Parents must be classed as employees to benefit from the regulations. Self-employed parents and those classed as workers (where employment is more casual) are not entitled to statutory parental bereavement leave (they may receive statutory pay for the time they take off). Employees are entitled to take parental bereavement leave from their first day of employment.
What will I be paid?
You will only be paid for the leave if you have been employed for at least 26 weeks (6 months) at the date of your child’s death. Pay will be at the same rate as statutory maternity/ paternity pay per week unless your employment contract is more generous.
Do I have a claim if my child dies?
Whilst no money can ever compensate for the loss sometimes the process of bringing a claim can answer questions about what happened and why. Compensation can also help if there is a financial burden.
Claims involving stillbirth
A stillbirth caused by negligence in pregnancy/birth can be subject of legal claim. In a successful claim you might get damages for pain and suffering, both physical and mental including the ‘loss of satisfaction from concluding pregnancy’. You can also claim for counselling, lost earnings, funeral costs and expenditure on your stillborn baby.

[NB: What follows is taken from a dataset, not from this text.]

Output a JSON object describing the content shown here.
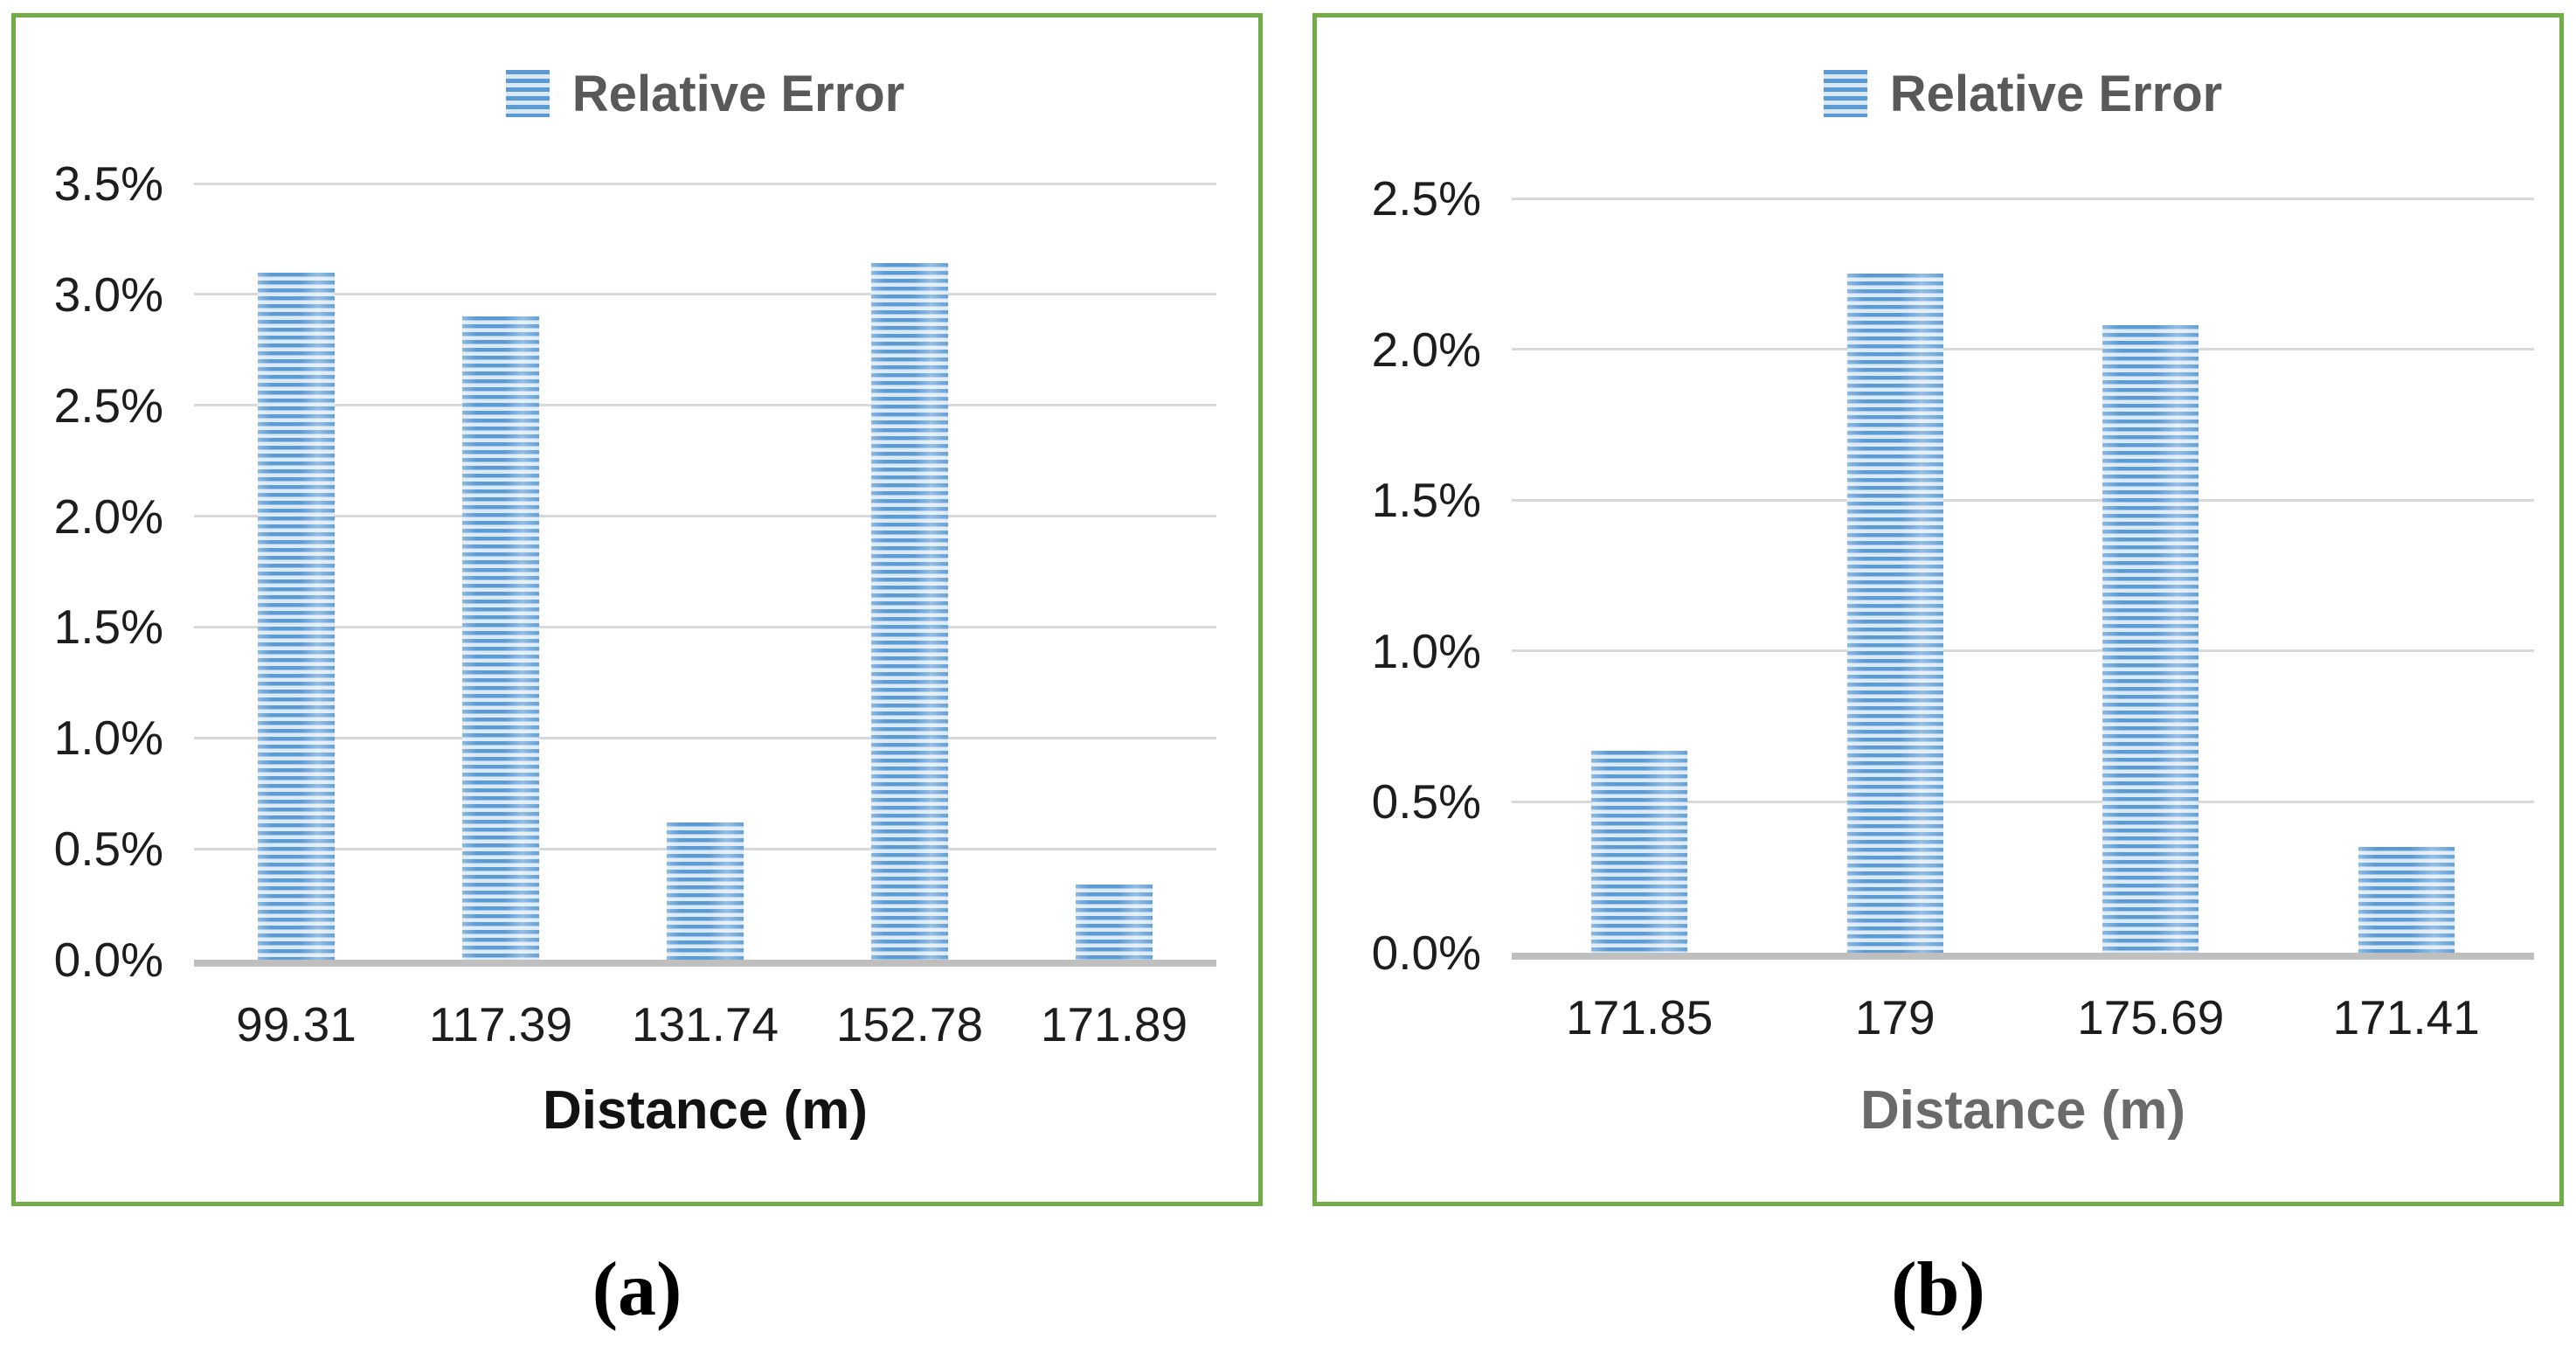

Learn more by visiting our Stillbirth page
Loss of a child under aged 18
When a child dies there is a claim for their pain and suffering and also any financial losses. Whilst it would be unusual circumstances, if someone was dependant upon the child, for example as a carer, there may also be a claim for the loss of their financial or caring contribution.
There is also a statutory bereavement award payable to parents if a child dies. This is payable only once (not to each parent). The sum increased for deaths after 1 May 2020 from £12,980 to £15,120.